Graph RAG
Knowledge graphs for RAG: structured relationships vs semantic similarity, Microsoft's Graph RAG approach, building knowledge graphs from documents, and combining graph traversal with vector search.
Quick Reference
- →Knowledge graphs store explicit relationships (entity → relationship → entity) that embeddings miss
- →Graph RAG excels at: multi-hop reasoning, relationship queries, and global summarization
- →Microsoft's Graph RAG: community detection on the KG, then hierarchical summarization for global questions
- →Entity extraction + relationship extraction = automated KG construction from unstructured text
- →Hybrid graph+vector retrieval combines structured traversal with semantic similarity
Knowledge Graphs vs Vector Stores
Vector stores find documents that are semantically similar to a query. Knowledge graphs store explicit relationships between entities — 'Alice manages the Platform team', 'Platform team owns the Auth service', 'Auth service depends on PostgreSQL'. These structured relationships enable queries that vector search fundamentally cannot answer, like 'What services depend on PostgreSQL?' or 'Who is responsible for the Auth service?'. The tradeoff: building a knowledge graph is significantly more complex than embedding documents.

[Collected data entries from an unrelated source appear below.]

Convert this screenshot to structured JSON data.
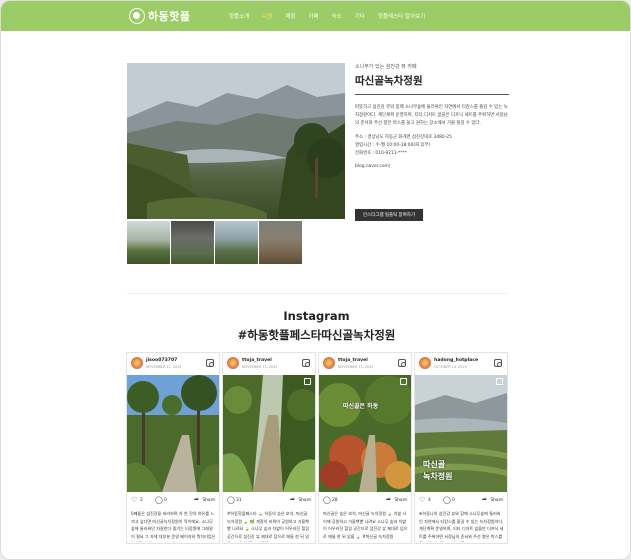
{
  "nav": {
    "logo": "하동핫플",
    "menu": [
      "핫플소개",
      "다원",
      "체험",
      "카페",
      "숙소",
      "기타",
      "핫플레스타 알아보기"
    ],
    "active_index": 1,
    "bar_color": "#9ccc65",
    "active_color": "#f5e663"
  },
  "place": {
    "subtitle": "소나무가 있는 섬진강 뷰 카페",
    "title": "따신골녹차정원",
    "description": "따뜻하고 섬진강 뷰와 함께 소나무숲에 둘러싸인 자연에서 티캉스를 즐길 수 있는 녹차정원이다. 계단계획 운영하며, 티타 디저트 없을은 더프닉 세트를 주위하면 서정님의 준서와 주선 향은 박스를 들고 원하는 장소에서 가볼 될길 수 있다.",
    "address": "주소 : 경상남도 하동군 화개면 섬진강대로 3480-25",
    "hours": "영업시간 : 수-월 10:00-18:00(화 휴무)",
    "phone": "전화번호 : 010-9211-****",
    "blog": "blog.naver.com/",
    "button_label": "인스타그램 릴플틱 참여하기"
  },
  "instagram": {
    "heading": "Instagram",
    "hashtag": "#하동핫플페스타따신골녹차정원",
    "share_label": "Share",
    "posts": [
      {
        "user": "jisoo073707",
        "date": "NOVEMBER 21, 2025",
        "likes": "2",
        "comments": "0",
        "text": "0째돌은 섬진강을 바라보며 차 한 잔의 여유를 느끼고 싶다면 따신골녹차정원이 딱이에요. 소나무숲에 둘러싸인 자잘한다 즐기는 티정원에 그래말이 필요 그 자체 대부분 운영 베이지와 뭐치티업은 쉬에를 수 있고, 마크는 세"
      },
      {
        "user": "ttoja_travel",
        "date": "NOVEMBER 15, 2025",
        "likes": "31",
        "comments": "",
        "text": "#하동핫플페스타 🍃 하동의 숨은 보석, 따신골 녹차정원 🍃 🌿 계절이 바뀌어 공원하고 가을햇볕 나려요 🍃 소나무 숲과 차밭이 어우러진 힐링 공간으로 섬진강 뷰 제대로 덤으로 애들 한 뒤 있을 🍃 #따신골 녹차정원"
      },
      {
        "user": "ttoja_travel",
        "date": "NOVEMBER 15, 2025",
        "likes": "28",
        "comments": "",
        "text": "따신골은 숨은 보석, 따신골 녹차정원 🍃 차밭 사이에 공원하고 가을햇볕 나려요 소나무 숲과 차밭이 어우러진 힐링 공간으로 섬진강 뷰 제대로 덤으로 애들 한 뒤 있을 🍃 #따신골 녹차정원"
      },
      {
        "user": "hadong_hotplace",
        "date": "OCTOBER 24, 2025",
        "likes": "4",
        "comments": "0",
        "text": "❄하동나의 섬진강 뷰와 함께 소나무숲에 둘러싸인 자연에서 티캉스를 즐길 수 있는 녹차정원이다. 계단계획 운영하며, 티타 디저트 없을만 더프닉 세트를 주위하면 서정님의 준서와 주선 향은 박스를 들고 원하는 장소에서 가볼"
      }
    ],
    "overlay_post2": "따신골은 하동",
    "overlay_post4_line1": "따신골",
    "overlay_post4_line2": "녹차정원"
  }
}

| Capability | Vector Store | Knowledge Graph |
|---|---|---|
| Semantic similarity | Excellent | Not applicable |
| Relationship traversal | Cannot do | Excellent |
| Multi-hop reasoning | Difficult | Natural (graph traversal) |
| Global summarization | Poor (limited to retrieved chunks) | Good (community-level summaries) |
| Construction cost | Low (embed documents) | High (extract entities + relationships) |
| Maintenance | Re-embed changed docs | Update entities and relationships |
| Query types | "Find docs about X" | "What is connected to X?" |
Use a knowledge graph when your questions involve relationships ('Who reports to X?'), multi-hop paths ('What teams are affected if Service Y goes down?'), or global summaries ('What are the main themes across all documents?'). If your questions are primarily 'Find information about X', vector search is sufficient and far simpler.